Their approach has also been shown to be more complete than merely reverse osmosis. It is called Ozonation followed by Biologically Active Carbon Filtration, or BAC, and it has been demonstrated in research studies to improve the treatment of wastewater.

“We use technologies such as ozonation where we add a strong oxidant, which is similar to what is added in purified bottled water, and we use a biological method called biological filtration, where bacteria will remove any contaminants that may be present at very low concentrations, to non-detect levels, or of magnitude lower than any harmful effects they might pose,” said Pagilla.

Dissolved air flotation equipment used by OneWater Nevada on a pilot study to test and evaluate water treatment design.
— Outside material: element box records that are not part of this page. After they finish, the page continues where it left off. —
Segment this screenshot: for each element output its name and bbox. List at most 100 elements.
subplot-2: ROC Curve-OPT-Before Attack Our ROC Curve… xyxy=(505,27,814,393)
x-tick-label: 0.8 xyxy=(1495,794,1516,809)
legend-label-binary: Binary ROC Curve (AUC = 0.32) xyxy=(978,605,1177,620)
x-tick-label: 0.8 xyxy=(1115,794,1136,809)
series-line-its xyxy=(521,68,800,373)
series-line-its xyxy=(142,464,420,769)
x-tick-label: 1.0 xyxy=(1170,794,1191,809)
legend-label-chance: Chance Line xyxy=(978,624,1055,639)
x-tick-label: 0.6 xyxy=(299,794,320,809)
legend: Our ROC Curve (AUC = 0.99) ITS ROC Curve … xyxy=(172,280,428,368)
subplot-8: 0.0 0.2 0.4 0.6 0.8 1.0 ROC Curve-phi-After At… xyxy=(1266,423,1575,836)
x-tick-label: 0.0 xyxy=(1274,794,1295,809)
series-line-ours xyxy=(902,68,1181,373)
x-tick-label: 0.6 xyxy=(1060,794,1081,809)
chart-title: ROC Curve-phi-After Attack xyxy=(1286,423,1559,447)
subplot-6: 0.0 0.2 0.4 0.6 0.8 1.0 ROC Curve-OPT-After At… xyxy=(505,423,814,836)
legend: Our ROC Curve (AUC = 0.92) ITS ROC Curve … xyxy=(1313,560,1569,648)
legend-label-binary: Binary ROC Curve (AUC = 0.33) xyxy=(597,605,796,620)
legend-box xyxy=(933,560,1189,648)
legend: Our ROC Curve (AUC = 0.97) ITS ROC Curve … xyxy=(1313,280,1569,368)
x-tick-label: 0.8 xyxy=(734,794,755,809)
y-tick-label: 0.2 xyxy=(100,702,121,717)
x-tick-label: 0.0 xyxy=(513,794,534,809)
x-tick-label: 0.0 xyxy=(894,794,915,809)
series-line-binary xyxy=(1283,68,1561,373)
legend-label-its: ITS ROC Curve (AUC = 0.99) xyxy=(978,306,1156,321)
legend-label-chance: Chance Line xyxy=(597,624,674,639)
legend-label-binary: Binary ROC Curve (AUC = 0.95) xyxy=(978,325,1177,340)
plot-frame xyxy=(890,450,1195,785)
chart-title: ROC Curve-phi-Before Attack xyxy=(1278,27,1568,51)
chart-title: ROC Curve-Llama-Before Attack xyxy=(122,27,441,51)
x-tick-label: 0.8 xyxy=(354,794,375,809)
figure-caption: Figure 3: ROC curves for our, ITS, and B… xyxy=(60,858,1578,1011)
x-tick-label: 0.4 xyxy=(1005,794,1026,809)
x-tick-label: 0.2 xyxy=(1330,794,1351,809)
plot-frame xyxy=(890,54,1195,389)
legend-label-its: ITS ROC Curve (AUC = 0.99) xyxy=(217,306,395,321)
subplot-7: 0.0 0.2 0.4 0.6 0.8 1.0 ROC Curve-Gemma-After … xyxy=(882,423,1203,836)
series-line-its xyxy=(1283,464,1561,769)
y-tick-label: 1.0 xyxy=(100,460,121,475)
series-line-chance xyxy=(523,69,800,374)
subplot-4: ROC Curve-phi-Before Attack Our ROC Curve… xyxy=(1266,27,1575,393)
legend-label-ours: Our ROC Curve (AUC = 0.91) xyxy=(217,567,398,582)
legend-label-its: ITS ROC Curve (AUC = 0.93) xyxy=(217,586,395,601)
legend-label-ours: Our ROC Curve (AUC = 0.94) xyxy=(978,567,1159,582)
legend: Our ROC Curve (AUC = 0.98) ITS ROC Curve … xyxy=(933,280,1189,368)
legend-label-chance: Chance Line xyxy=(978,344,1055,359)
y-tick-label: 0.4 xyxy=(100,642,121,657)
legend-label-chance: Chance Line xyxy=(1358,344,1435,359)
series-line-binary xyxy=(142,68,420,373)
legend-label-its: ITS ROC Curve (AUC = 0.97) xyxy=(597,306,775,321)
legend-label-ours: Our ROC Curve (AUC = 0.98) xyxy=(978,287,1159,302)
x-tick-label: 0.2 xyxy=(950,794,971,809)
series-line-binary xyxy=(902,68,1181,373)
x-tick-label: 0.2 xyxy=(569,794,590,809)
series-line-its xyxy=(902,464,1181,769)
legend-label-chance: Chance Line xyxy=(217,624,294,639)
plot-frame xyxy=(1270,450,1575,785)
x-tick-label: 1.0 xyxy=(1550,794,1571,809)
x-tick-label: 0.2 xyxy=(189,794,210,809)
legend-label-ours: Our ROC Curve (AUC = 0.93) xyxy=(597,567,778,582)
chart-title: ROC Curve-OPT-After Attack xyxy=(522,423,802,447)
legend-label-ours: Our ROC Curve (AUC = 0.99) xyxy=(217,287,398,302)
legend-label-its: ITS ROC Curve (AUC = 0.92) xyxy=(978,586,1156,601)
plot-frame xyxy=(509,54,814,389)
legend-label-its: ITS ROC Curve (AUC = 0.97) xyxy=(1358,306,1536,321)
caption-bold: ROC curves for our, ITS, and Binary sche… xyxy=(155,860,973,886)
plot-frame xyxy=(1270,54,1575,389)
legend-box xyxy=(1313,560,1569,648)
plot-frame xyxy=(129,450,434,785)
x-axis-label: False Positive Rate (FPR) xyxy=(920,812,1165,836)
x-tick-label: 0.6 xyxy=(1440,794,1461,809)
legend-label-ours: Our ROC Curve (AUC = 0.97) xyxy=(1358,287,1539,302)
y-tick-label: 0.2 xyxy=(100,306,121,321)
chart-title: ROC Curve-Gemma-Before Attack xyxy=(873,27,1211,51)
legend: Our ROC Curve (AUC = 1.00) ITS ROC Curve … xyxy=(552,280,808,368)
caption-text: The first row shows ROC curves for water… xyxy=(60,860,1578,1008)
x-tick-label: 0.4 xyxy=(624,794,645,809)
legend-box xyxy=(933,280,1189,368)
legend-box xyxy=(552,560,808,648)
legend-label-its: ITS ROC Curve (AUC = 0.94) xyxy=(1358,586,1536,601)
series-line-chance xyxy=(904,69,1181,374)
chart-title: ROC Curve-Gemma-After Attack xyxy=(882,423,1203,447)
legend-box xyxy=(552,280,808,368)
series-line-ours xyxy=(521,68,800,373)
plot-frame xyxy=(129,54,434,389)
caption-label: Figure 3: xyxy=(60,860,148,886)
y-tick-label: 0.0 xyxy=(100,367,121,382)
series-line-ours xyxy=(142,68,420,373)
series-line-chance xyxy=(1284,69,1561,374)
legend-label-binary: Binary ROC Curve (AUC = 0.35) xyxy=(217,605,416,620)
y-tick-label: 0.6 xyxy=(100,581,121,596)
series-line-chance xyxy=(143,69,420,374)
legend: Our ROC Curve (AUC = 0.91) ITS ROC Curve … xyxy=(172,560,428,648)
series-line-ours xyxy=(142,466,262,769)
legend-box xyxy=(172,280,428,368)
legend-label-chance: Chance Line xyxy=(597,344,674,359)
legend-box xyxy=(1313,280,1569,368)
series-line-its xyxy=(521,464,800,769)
Credit OneWater Nevada

Next steps

The Advanced Purification Facility will be located in the North Valleys area, while the Water Reclamation Facility, where water will be stored underground, will be located at American Flat. The resulting water is pure enough to drink, but it will be injected into the ground for additional natural treatment and future storage.

One remaining challenge will be in educating the public that advanced purified water is okay to drink.

“We have a lot of public outreach to do,” Teel said. “We’re not worried about the technology as we know it can be treated to the point of drinking water, and it’s safe and reliable. But we want to make sure that people understand that it is safe. The next step is for us to educate the public.” At the end of the day, all water is recycled as part of its natural circle. “It’s not like our regular water is coming from outside of the planet,” Pagilla concluded.